In the field of structural materials, highly cross-linked polymeric solids are desirable due to their superior mechanical strength, durability and solvent resistance. In addition to these attributes, however, there also exist drawbacks: these materials experience a loss of re-cyclability and are usually brittle and rigid. Upon exposure to constant external stress, these systems experience thermal and mechanical fatigue that result in the formation of microcracks. When left untreated, these cracks propagate and enlarge through the sample, resulting in catastrophic failure.

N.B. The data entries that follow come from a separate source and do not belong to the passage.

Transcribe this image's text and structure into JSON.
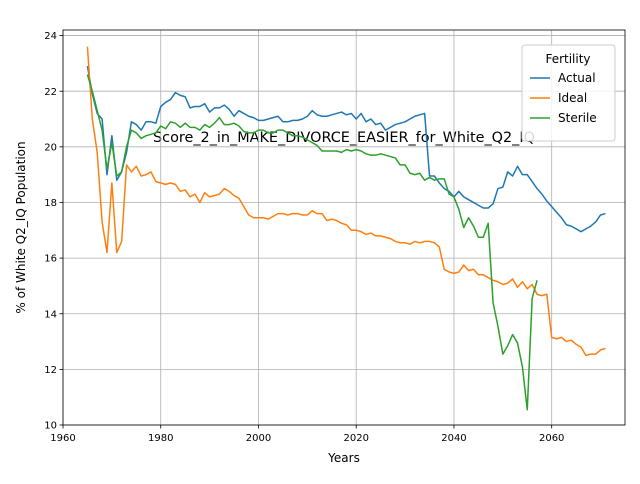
{
  "chart_data": {
    "type": "line",
    "title": "Score_2_in_MAKE_DIVORCE_EASIER_for_White_Q2_IQ",
    "xlabel": "Years",
    "ylabel": "% of White Q2_IQ Population",
    "xlim": [
      1960,
      2075
    ],
    "ylim": [
      10,
      24.2
    ],
    "xticks": [
      1960,
      1980,
      2000,
      2020,
      2040,
      2060
    ],
    "yticks": [
      10,
      12,
      14,
      16,
      18,
      20,
      22,
      24
    ],
    "grid": true,
    "legend": {
      "title": "Fertility",
      "position": "top-right"
    },
    "series": [
      {
        "name": "Actual",
        "color": "#1f77b4",
        "points": [
          [
            1965,
            22.9
          ],
          [
            1966,
            21.9
          ],
          [
            1967,
            21.2
          ],
          [
            1968,
            21.0
          ],
          [
            1969,
            19.0
          ],
          [
            1970,
            20.4
          ],
          [
            1971,
            18.8
          ],
          [
            1972,
            19.1
          ],
          [
            1973,
            19.8
          ],
          [
            1974,
            20.9
          ],
          [
            1975,
            20.8
          ],
          [
            1976,
            20.6
          ],
          [
            1977,
            20.9
          ],
          [
            1978,
            20.9
          ],
          [
            1979,
            20.85
          ],
          [
            1980,
            21.45
          ],
          [
            1981,
            21.6
          ],
          [
            1982,
            21.7
          ],
          [
            1983,
            21.95
          ],
          [
            1984,
            21.85
          ],
          [
            1985,
            21.8
          ],
          [
            1986,
            21.4
          ],
          [
            1987,
            21.45
          ],
          [
            1988,
            21.45
          ],
          [
            1989,
            21.55
          ],
          [
            1990,
            21.25
          ],
          [
            1991,
            21.4
          ],
          [
            1992,
            21.4
          ],
          [
            1993,
            21.5
          ],
          [
            1994,
            21.35
          ],
          [
            1995,
            21.1
          ],
          [
            1996,
            21.3
          ],
          [
            1997,
            21.2
          ],
          [
            1998,
            21.1
          ],
          [
            1999,
            21.05
          ],
          [
            2000,
            20.95
          ],
          [
            2001,
            20.95
          ],
          [
            2002,
            21.0
          ],
          [
            2003,
            21.05
          ],
          [
            2004,
            21.1
          ],
          [
            2005,
            20.9
          ],
          [
            2006,
            20.9
          ],
          [
            2007,
            20.95
          ],
          [
            2008,
            20.95
          ],
          [
            2009,
            21.0
          ],
          [
            2010,
            21.1
          ],
          [
            2011,
            21.3
          ],
          [
            2012,
            21.15
          ],
          [
            2013,
            21.1
          ],
          [
            2014,
            21.1
          ],
          [
            2015,
            21.15
          ],
          [
            2016,
            21.2
          ],
          [
            2017,
            21.25
          ],
          [
            2018,
            21.15
          ],
          [
            2019,
            21.2
          ],
          [
            2020,
            21.0
          ],
          [
            2021,
            21.2
          ],
          [
            2022,
            20.9
          ],
          [
            2023,
            21.0
          ],
          [
            2024,
            20.8
          ],
          [
            2025,
            20.85
          ],
          [
            2026,
            20.6
          ],
          [
            2027,
            20.7
          ],
          [
            2028,
            20.8
          ],
          [
            2029,
            20.85
          ],
          [
            2030,
            20.9
          ],
          [
            2031,
            21.0
          ],
          [
            2032,
            21.1
          ],
          [
            2033,
            21.15
          ],
          [
            2034,
            21.2
          ],
          [
            2035,
            18.95
          ],
          [
            2036,
            18.95
          ],
          [
            2037,
            18.7
          ],
          [
            2038,
            18.5
          ],
          [
            2039,
            18.4
          ],
          [
            2040,
            18.2
          ],
          [
            2041,
            18.4
          ],
          [
            2042,
            18.2
          ],
          [
            2043,
            18.1
          ],
          [
            2044,
            18.0
          ],
          [
            2045,
            17.9
          ],
          [
            2046,
            17.8
          ],
          [
            2047,
            17.8
          ],
          [
            2048,
            17.95
          ],
          [
            2049,
            18.5
          ],
          [
            2050,
            18.55
          ],
          [
            2051,
            19.1
          ],
          [
            2052,
            18.95
          ],
          [
            2053,
            19.3
          ],
          [
            2054,
            19.0
          ],
          [
            2055,
            19.0
          ],
          [
            2056,
            18.75
          ],
          [
            2057,
            18.5
          ],
          [
            2058,
            18.3
          ],
          [
            2059,
            18.05
          ],
          [
            2060,
            17.85
          ],
          [
            2061,
            17.65
          ],
          [
            2062,
            17.45
          ],
          [
            2063,
            17.2
          ],
          [
            2064,
            17.15
          ],
          [
            2065,
            17.05
          ],
          [
            2066,
            16.95
          ],
          [
            2067,
            17.05
          ],
          [
            2068,
            17.15
          ],
          [
            2069,
            17.3
          ],
          [
            2070,
            17.55
          ],
          [
            2071,
            17.6
          ]
        ]
      },
      {
        "name": "Ideal",
        "color": "#ff7f0e",
        "points": [
          [
            1965,
            23.6
          ],
          [
            1966,
            21.0
          ],
          [
            1967,
            19.8
          ],
          [
            1968,
            17.3
          ],
          [
            1969,
            16.2
          ],
          [
            1970,
            18.7
          ],
          [
            1971,
            16.2
          ],
          [
            1972,
            16.6
          ],
          [
            1973,
            19.35
          ],
          [
            1974,
            19.1
          ],
          [
            1975,
            19.3
          ],
          [
            1976,
            18.95
          ],
          [
            1977,
            19.0
          ],
          [
            1978,
            19.1
          ],
          [
            1979,
            18.75
          ],
          [
            1980,
            18.7
          ],
          [
            1981,
            18.65
          ],
          [
            1982,
            18.7
          ],
          [
            1983,
            18.65
          ],
          [
            1984,
            18.4
          ],
          [
            1985,
            18.45
          ],
          [
            1986,
            18.2
          ],
          [
            1987,
            18.3
          ],
          [
            1988,
            18.0
          ],
          [
            1989,
            18.35
          ],
          [
            1990,
            18.2
          ],
          [
            1991,
            18.25
          ],
          [
            1992,
            18.3
          ],
          [
            1993,
            18.5
          ],
          [
            1994,
            18.4
          ],
          [
            1995,
            18.25
          ],
          [
            1996,
            18.15
          ],
          [
            1997,
            17.85
          ],
          [
            1998,
            17.55
          ],
          [
            1999,
            17.45
          ],
          [
            2000,
            17.45
          ],
          [
            2001,
            17.45
          ],
          [
            2002,
            17.4
          ],
          [
            2003,
            17.5
          ],
          [
            2004,
            17.6
          ],
          [
            2005,
            17.6
          ],
          [
            2006,
            17.55
          ],
          [
            2007,
            17.6
          ],
          [
            2008,
            17.6
          ],
          [
            2009,
            17.55
          ],
          [
            2010,
            17.55
          ],
          [
            2011,
            17.7
          ],
          [
            2012,
            17.6
          ],
          [
            2013,
            17.6
          ],
          [
            2014,
            17.35
          ],
          [
            2015,
            17.4
          ],
          [
            2016,
            17.35
          ],
          [
            2017,
            17.25
          ],
          [
            2018,
            17.2
          ],
          [
            2019,
            17.0
          ],
          [
            2020,
            17.0
          ],
          [
            2021,
            16.95
          ],
          [
            2022,
            16.85
          ],
          [
            2023,
            16.9
          ],
          [
            2024,
            16.8
          ],
          [
            2025,
            16.8
          ],
          [
            2026,
            16.75
          ],
          [
            2027,
            16.7
          ],
          [
            2028,
            16.6
          ],
          [
            2029,
            16.55
          ],
          [
            2030,
            16.55
          ],
          [
            2031,
            16.5
          ],
          [
            2032,
            16.6
          ],
          [
            2033,
            16.55
          ],
          [
            2034,
            16.6
          ],
          [
            2035,
            16.6
          ],
          [
            2036,
            16.55
          ],
          [
            2037,
            16.4
          ],
          [
            2038,
            15.6
          ],
          [
            2039,
            15.5
          ],
          [
            2040,
            15.45
          ],
          [
            2041,
            15.5
          ],
          [
            2042,
            15.75
          ],
          [
            2043,
            15.55
          ],
          [
            2044,
            15.6
          ],
          [
            2045,
            15.4
          ],
          [
            2046,
            15.4
          ],
          [
            2047,
            15.3
          ],
          [
            2048,
            15.2
          ],
          [
            2049,
            15.15
          ],
          [
            2050,
            15.05
          ],
          [
            2051,
            15.1
          ],
          [
            2052,
            15.25
          ],
          [
            2053,
            14.95
          ],
          [
            2054,
            15.15
          ],
          [
            2055,
            14.9
          ],
          [
            2056,
            15.05
          ],
          [
            2057,
            14.7
          ],
          [
            2058,
            14.65
          ],
          [
            2059,
            14.7
          ],
          [
            2060,
            13.15
          ],
          [
            2061,
            13.1
          ],
          [
            2062,
            13.15
          ],
          [
            2063,
            13.0
          ],
          [
            2064,
            13.05
          ],
          [
            2065,
            12.9
          ],
          [
            2066,
            12.8
          ],
          [
            2067,
            12.5
          ],
          [
            2068,
            12.55
          ],
          [
            2069,
            12.55
          ],
          [
            2070,
            12.7
          ],
          [
            2071,
            12.75
          ]
        ]
      },
      {
        "name": "Sterile",
        "color": "#2ca02c",
        "points": [
          [
            1965,
            22.6
          ],
          [
            1966,
            22.0
          ],
          [
            1967,
            21.3
          ],
          [
            1968,
            20.6
          ],
          [
            1969,
            19.2
          ],
          [
            1970,
            20.15
          ],
          [
            1971,
            18.95
          ],
          [
            1972,
            19.1
          ],
          [
            1973,
            20.0
          ],
          [
            1974,
            20.6
          ],
          [
            1975,
            20.5
          ],
          [
            1976,
            20.3
          ],
          [
            1977,
            20.4
          ],
          [
            1978,
            20.45
          ],
          [
            1979,
            20.5
          ],
          [
            1980,
            20.75
          ],
          [
            1981,
            20.65
          ],
          [
            1982,
            20.9
          ],
          [
            1983,
            20.85
          ],
          [
            1984,
            20.7
          ],
          [
            1985,
            20.85
          ],
          [
            1986,
            20.7
          ],
          [
            1987,
            20.7
          ],
          [
            1988,
            20.6
          ],
          [
            1989,
            20.8
          ],
          [
            1990,
            20.7
          ],
          [
            1991,
            20.85
          ],
          [
            1992,
            21.05
          ],
          [
            1993,
            20.8
          ],
          [
            1994,
            20.8
          ],
          [
            1995,
            20.85
          ],
          [
            1996,
            20.75
          ],
          [
            1997,
            20.55
          ],
          [
            1998,
            20.5
          ],
          [
            1999,
            20.5
          ],
          [
            2000,
            20.6
          ],
          [
            2001,
            20.6
          ],
          [
            2002,
            20.5
          ],
          [
            2003,
            20.5
          ],
          [
            2004,
            20.6
          ],
          [
            2005,
            20.6
          ],
          [
            2006,
            20.5
          ],
          [
            2007,
            20.4
          ],
          [
            2008,
            20.4
          ],
          [
            2009,
            20.35
          ],
          [
            2010,
            20.25
          ],
          [
            2011,
            20.15
          ],
          [
            2012,
            20.05
          ],
          [
            2013,
            19.85
          ],
          [
            2014,
            19.85
          ],
          [
            2015,
            19.85
          ],
          [
            2016,
            19.85
          ],
          [
            2017,
            19.8
          ],
          [
            2018,
            19.9
          ],
          [
            2019,
            19.85
          ],
          [
            2020,
            19.9
          ],
          [
            2021,
            19.85
          ],
          [
            2022,
            19.75
          ],
          [
            2023,
            19.7
          ],
          [
            2024,
            19.7
          ],
          [
            2025,
            19.75
          ],
          [
            2026,
            19.7
          ],
          [
            2027,
            19.65
          ],
          [
            2028,
            19.6
          ],
          [
            2029,
            19.35
          ],
          [
            2030,
            19.35
          ],
          [
            2031,
            19.05
          ],
          [
            2032,
            19.0
          ],
          [
            2033,
            19.05
          ],
          [
            2034,
            18.8
          ],
          [
            2035,
            18.9
          ],
          [
            2036,
            18.8
          ],
          [
            2037,
            18.85
          ],
          [
            2038,
            18.85
          ],
          [
            2039,
            18.3
          ],
          [
            2040,
            18.2
          ],
          [
            2041,
            17.75
          ],
          [
            2042,
            17.1
          ],
          [
            2043,
            17.45
          ],
          [
            2044,
            17.15
          ],
          [
            2045,
            16.75
          ],
          [
            2046,
            16.75
          ],
          [
            2047,
            17.25
          ],
          [
            2048,
            14.4
          ],
          [
            2049,
            13.55
          ],
          [
            2050,
            12.55
          ],
          [
            2051,
            12.85
          ],
          [
            2052,
            13.25
          ],
          [
            2053,
            12.95
          ],
          [
            2054,
            12.1
          ],
          [
            2055,
            10.55
          ],
          [
            2056,
            14.55
          ],
          [
            2057,
            15.2
          ]
        ]
      }
    ]
  }
}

A strong desire, therefore, exists to address the problem of microcrack formation and propagation before total failure of the system occurs. This has led to the recent development of re-mendable and self-healing polymer systems. To allow for repeat mending cycles, it is advantageous to employ materials that incorporate the re-formation of chemical bonds, such as the Diels-Alder (DA) and retro Diels-Alder (rDA) reactions. The energy required to break the DA adducts is much lower than the energy required to break the remaining covalent bonds in the molecule. This allows for rebonding of the intermonomer linkages after crack formation. In this dissertation, a novel single component system that utilizes the rDA reaction to achieve multiple cycles of mending will be presented. These materials are hard, colorless, and transparent at room temperatures, and can be custom-tailored to fit a range of desired working temperatures.